Implications and Follow-ups

  • The systematic literature review explored what blockchain governance is and how a governance mechanism affects the success of governance but neglects broader ethical responsibilities as objectives of blockchain governance.
  • Studies in this paper were largely conceptual, rather descriptive and lacked practical industry application. The systematic literature review demonstrates a need for critical study and testing to find applicable use cases, solving real-world problems, and addressing governance issues in blockchains.
  • There is a need for the continous research on blockchain governance as billions of dollars have entered the ecosystem and the speed of blockchain development is accelerating.
  • The authors present research areas for follow-up work. How can operaters ensure that a blockchain ecosystem is compliant to legal regulations and ethical responsibilities? How can you develop blockchains as responsible technology, by preserving human values, via proper governance? What decision rights are allocated to different stakeholders? And how w do you ensure they are accountable? How are they incentivised?


  • The systematic literature review of blockchain governance explores scholarly and industrial research on what blockchain governance is, and how blockchain governance should be structured. From these conclusions, actors participating in blockchains can improve on existing governance frameworks or even create new, well-defined frameworks for blockchain design and use.
  • The paper identifies existing best practices and proposes new best practices for guiding the process of blockchain governance.
  • The paper also provides a research agenda for future study of blockchain governance. For instance, refining the lifecycle of different governance objects, studying the mapping between stakeholders and their decision rights, accountability, and incentives while also analyzing the legal regulations and ethical responsibilities.

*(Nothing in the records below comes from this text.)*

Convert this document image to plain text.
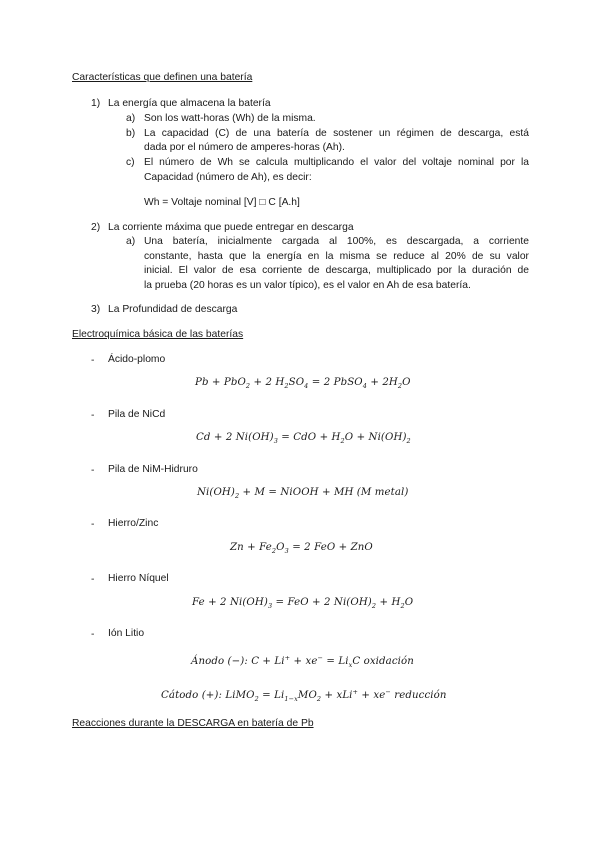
Características que definen una batería
1) La energía que almacena la batería
a) Son los watt-horas (Wh) de la misma.
b) La capacidad (C) de una batería de sostener un régimen de descarga, está
dada por el número de amperes-horas (Ah).
c) El número de Wh se calcula multiplicando el valor del voltaje nominal por la
Capacidad (número de Ah), es decir:
Wh = Voltaje nominal [V] □ C [A.h]
2) La corriente máxima que puede entregar en descarga
a) Una batería, inicialmente cargada al 100%, es descargada, a corriente
constante, hasta que la energía en la misma se reduce al 20% de su valor
inicial. El valor de esa corriente de descarga, multiplicado por la duración de
la prueba (20 horas es un valor típico), es el valor en Ah de esa batería.
3) La Profundidad de descarga
Electroquímica básica de las baterías
- Ácido-plomo
Pb + PbO$_2$ + 2 $H_2SO_4 = 2$ PbSO$_4$ + $2H_2O$
- Pila de NiCd
Cd + 2 $Ni(OH)_3$ = CdO + $H_2O + Ni(OH)_2$
- Pila de NiM-Hidruro
$Ni(OH)_2 + M$ = NiOOH + MH (M metal)
- Hierro/Zinc
$Zn + Fe_2O_3 = 2$ FeO + ZnO
- Hierro Níquel
Fe + 2 $Ni(OH)_3$ = FeO + 2 $Ni(OH)_2 + H_2O$
- Ión Litio
Ánodo (−): $C + Li^+ + xe^- = Li_xC$ oxidación
Cátodo (+): LiMO$_2$ = $Li_{1-x}MO_2 + xLi^+ + xe^-$ reducción
Reacciones durante la DESCARGA en batería de Pb
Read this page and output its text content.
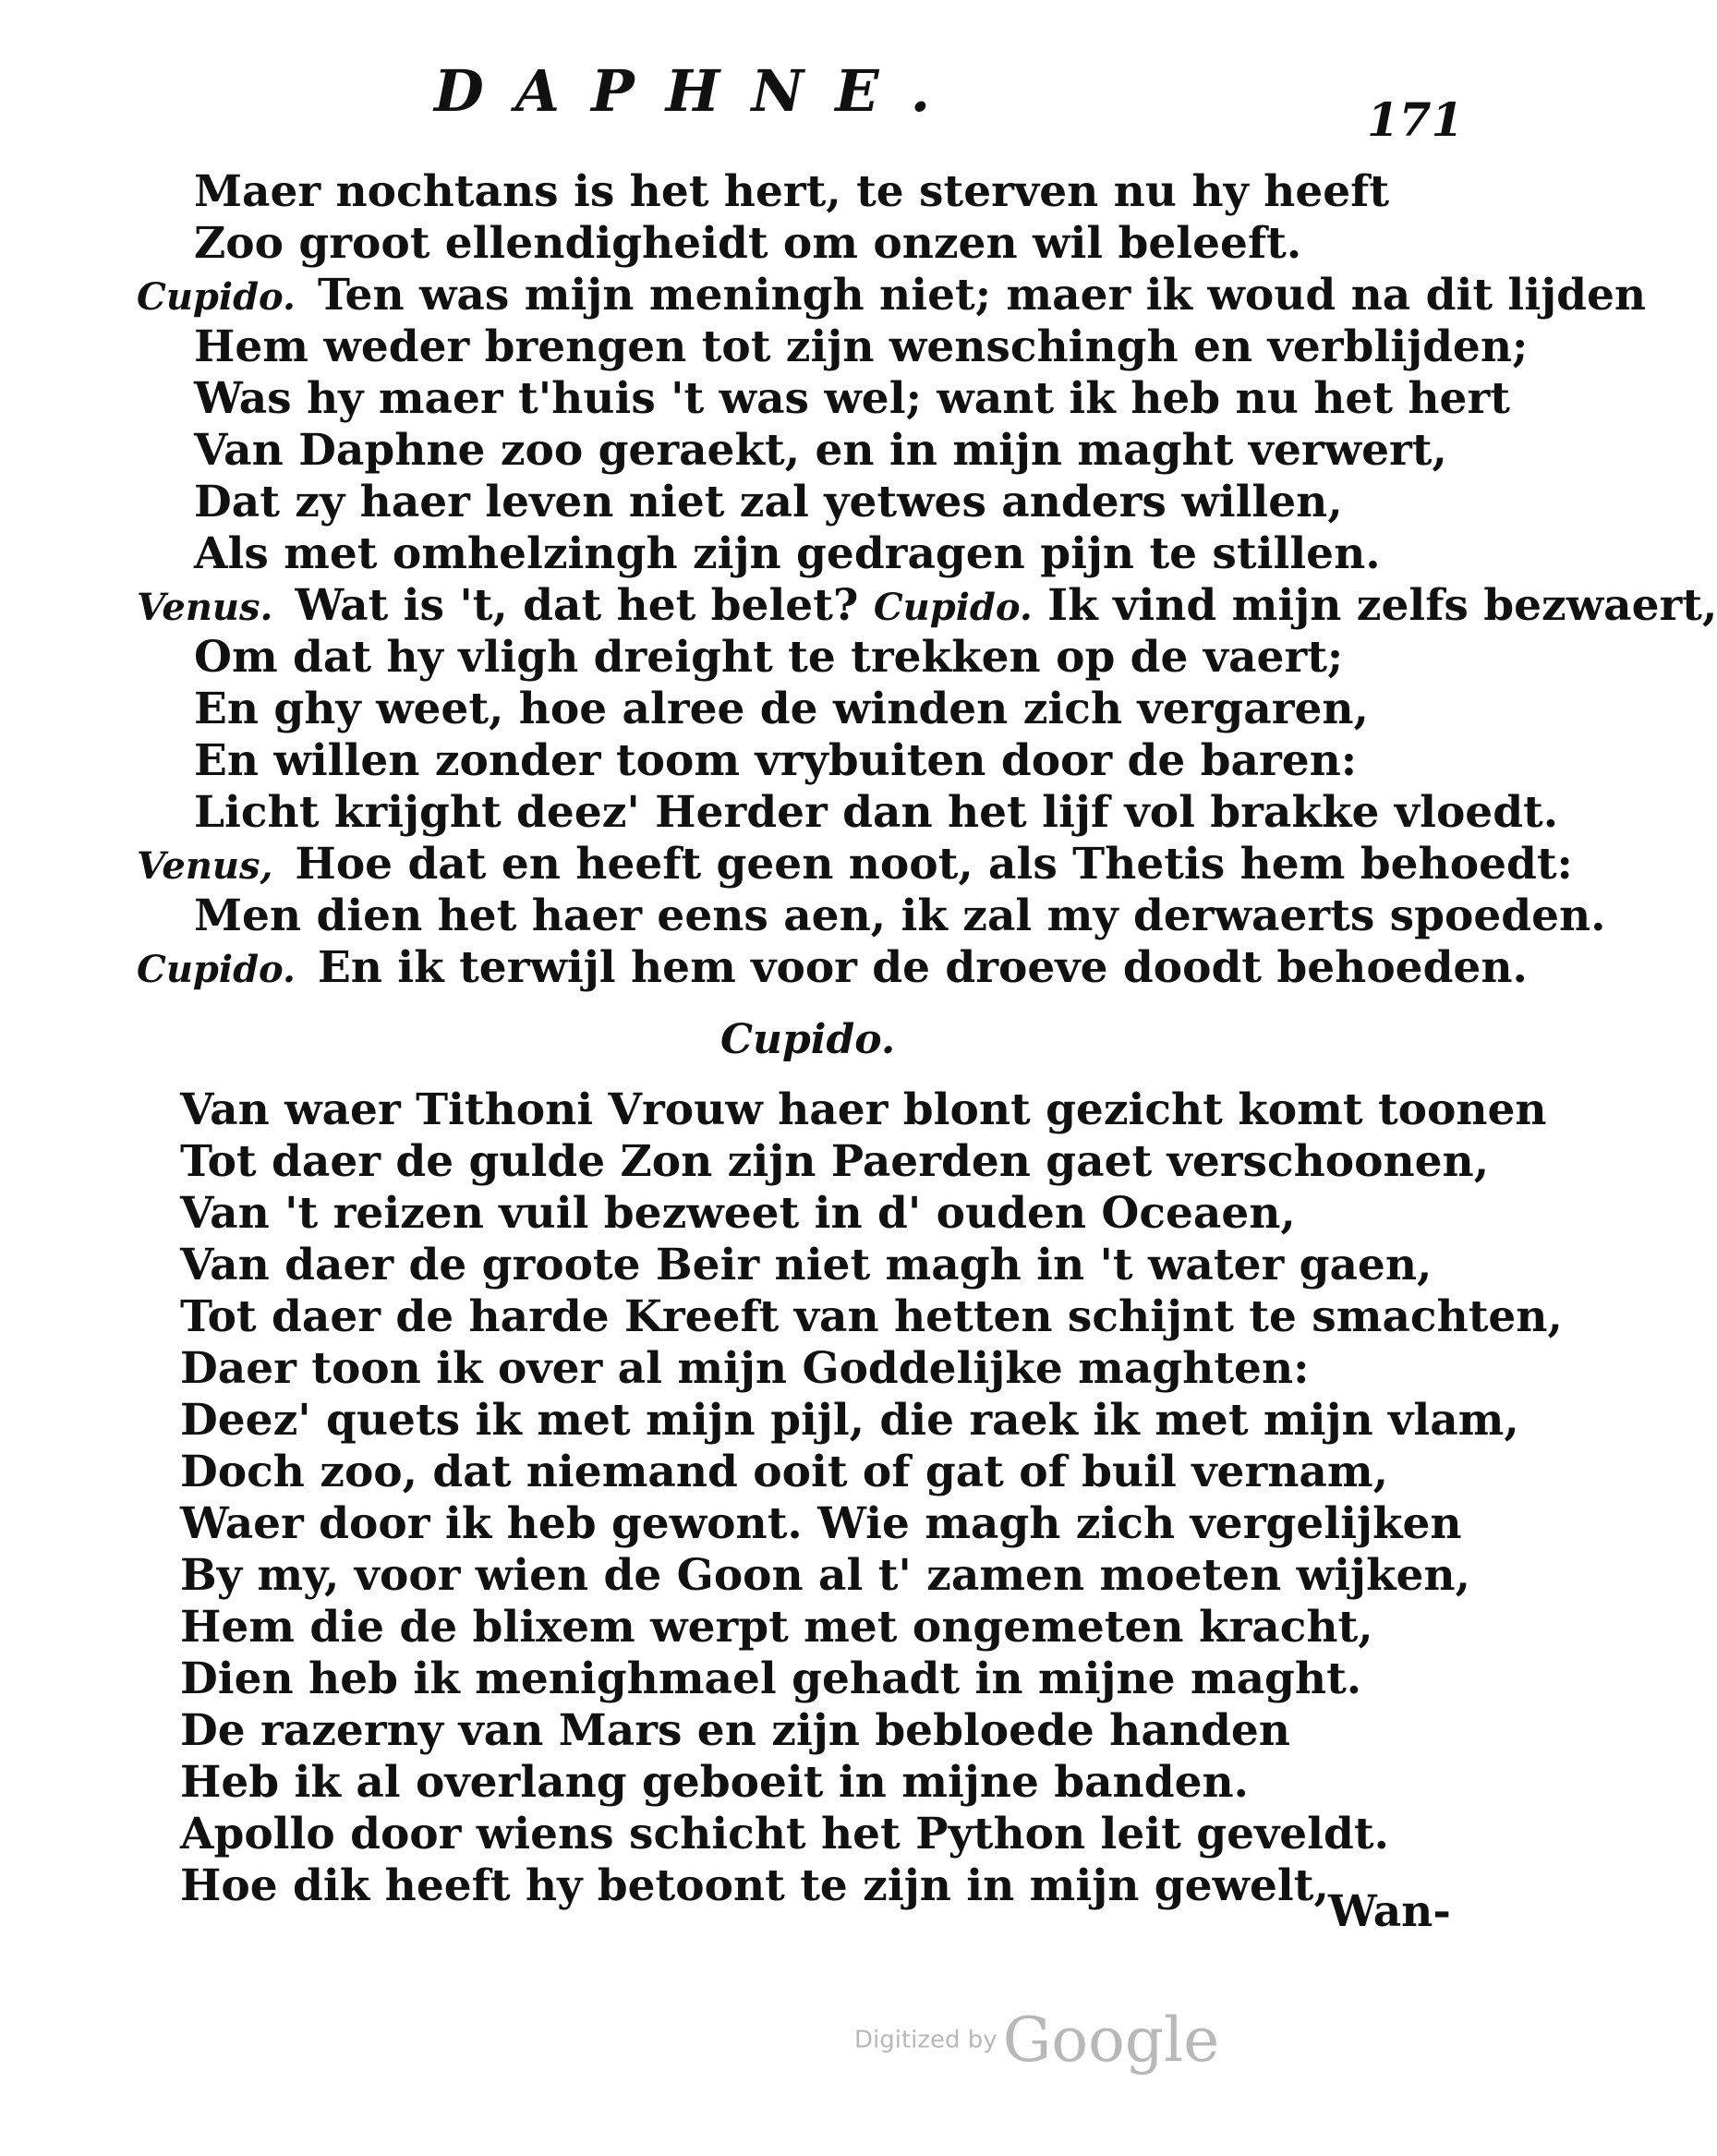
DAPHNE.	171
Maer nochtans is het hert, te sterven nu hy heeft
Zoo groot ellendigheidt om onzen wil beleeft.
Cupido. Ten was mijn meningh niet; maer ik woud na dit lijden
Hem weder brengen tot zijn wenschingh en verblijden;
Was hy maer t'huis 't was wel; want ik heb nu het hert
Van Daphne zoo geraekt, en in mijn maght verwert,
Dat zy haer leven niet zal yetwes anders willen,
Als met omhelzingh zijn gedragen pijn te stillen.
Venus. Wat is 't, dat het belet? Cupido. Ik vind mijn zelfs bezwaert,
Om dat hy vligh dreight te trekken op de vaert;
En ghy weet, hoe alree de winden zich vergaren,
En willen zonder toom vrybuiten door de baren:
Licht krijght deez' Herder dan het lijf vol brakke vloedt.
Venus, Hoe dat en heeft geen noot, als Thetis hem behoedt:
Men dien het haer eens aen, ik zal my derwaerts spoeden.
Cupido. En ik terwijl hem voor de droeve doodt behoeden.
Cupido.
Van waer Tithoni Vrouw haer blont gezicht komt toonen
Tot daer de gulde Zon zijn Paerden gaet verschoonen,
Van 't reizen vuil bezweet in d' ouden Oceaen,
Van daer de groote Beir niet magh in 't water gaen,
Tot daer de harde Kreeft van hetten schijnt te smachten,
Daer toon ik over al mijn Goddelijke maghten:
Deez' quets ik met mijn pijl, die raek ik met mijn vlam,
Doch zoo, dat niemand ooit of gat of buil vernam,
Waer door ik heb gewont. Wie magh zich vergelijken
By my, voor wien de Goon al t' zamen moeten wijken,
Hem die de blixem werpt met ongemeten kracht,
Dien heb ik menighmael gehadt in mijne maght.
De razerny van Mars en zijn bebloede handen
Heb ik al overlang geboeit in mijne banden.
Apollo door wiens schicht het Python leit geveldt.
Hoe dik heeft hy betoont te zijn in mijn gewelt,
Wan-
Digitized byGoogle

I always find literature reviews valuable, so thank you for posting this summary.

The posting of this coincides with a conversation that was happening in the SCRF community chat earlier today, so I can’t help but focus on this element of the summary as a starting spot for discussion.

This quote and our conversations about your summary really stuck with me that the assumption seems to be that governance of blockchain is to help prevent the potential downsides of the immutability of a blockchain. There seems to be another side of this also though. @Sami_B brought the Metric Circle governance vote to the attention of chat, and @rlombreglia shared the news item from CoinDesk where community governance altered what we might consider a traditional contractual agreement. In this instances, perhaps an immutable smart contract would have been better?

Obviously this is just anecdotal. From the literature review, we can pull together a lot more than just anecdotes. But as you pointed out, “the studies in this paper were largely conceptual.” Do you think that is a barrier for some of the conclusions that are being reached in this literature review that would disconnect the findings to real-life situations like what happened at Metric Circle?